To stop his mind from wandering into unwanted territory, Aiden decided to unpack. He hated living out of a suitcase, even for short periods; it painted his life with an improvised hue he didn’t appreciate much. But what should have been a relaxing menial task soon became an escape valve for his frustration, the poor garments subjected to abuse and mishandling. He hurled an innocent shirt to the back of the wardrobe and huffed, trying to think of something else to do—but was distracted by a red-coated Yeoman Warder beckoning him from the label of a gin bottle in the mini-bar. Yes. In the solitude of his hotel room, a blissful alcoholic stupor was just what he needed. He would have the next day to sleep it off.
“You, sir, you’re the lucky one here,” he said to the bottle. A swig. “You don’t get your heart broken, you don’t get disappointed by life and the people in it.” Another swig, then another, then another. “Granted, you can’t drink the gin you so valiantly guard, but what would be the point? You don’t need it.”
It took two-thirds of the bottle before the red-coated man started speaking to Aiden. “What she did was plain wrong, old chap.” He shook his little head.
“Didn’t I say so?” Aiden said in a thick voice. “She had no right. God, that woman...” As he tried to drink more, gin trailed down his chin, wetting his t-shirt. He wiped it with his left hand, only to notice the bandage Nora had applied the night before—a whole lifetime ago.
“What’s that bandage on your palm? It’s from her, isn’t it? Take it off. You want nothing from her.”
The little man was right. He didn’t want anything from her. It took one pull and the bandage was gone. And he saw something red. Not the little man’s coat. It was... blood. Blood .
Aiden let out a strangled scream as the bottle slipped from his fingers and shattered on the floor. The tiles were hard against his knees. Why were his knees on the ground? Why was his head on the ground? Why was Becky screaming? Why...
A splash of cold water jolted him back to consciousness. Aiden remembered his injured hand, and the woman who had saved him. “Nora, I’m so sorry. I opened my wound again. Fix it for me? Please, Nora? I’m so sorry, Nora. My Nora,” he said in a whiny, slurred voice.
“It’s done already, you drunkard. You’re so lucky you didn’t cut yourself with the broken bottle.”
The blonde hair in front of him couldn’t belong to Nora. “You... you’re not Nora. She’s in another world, far away from me.”
“You’re damn right I’m not her. Now get your carcass in bed, before I call security to help me.”

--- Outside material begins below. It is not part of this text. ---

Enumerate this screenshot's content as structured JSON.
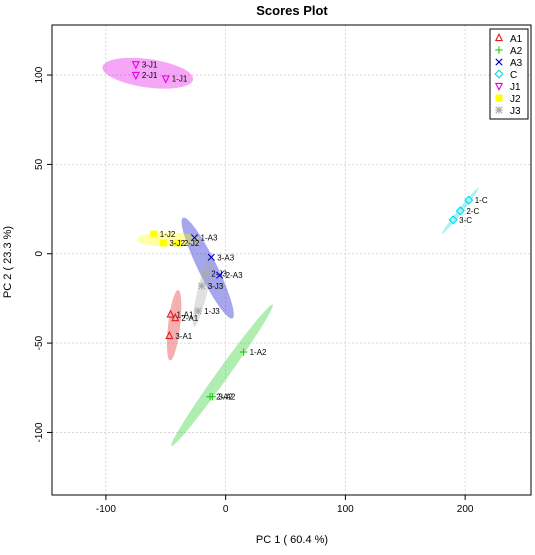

With great effort, Aiden dragged himself to the bed, his head spinning. “Becky?” He reached out for her with his uninjured hand.
“What is it?” she said, grabbing it—though he could tell she didn’t want to.
Aiden pulled her down, so she was sitting beside him. “Please don’t leave. Not you, too.”
If she answered, he didn’t hear, as he surrendered to the comforting embrace of oblivion.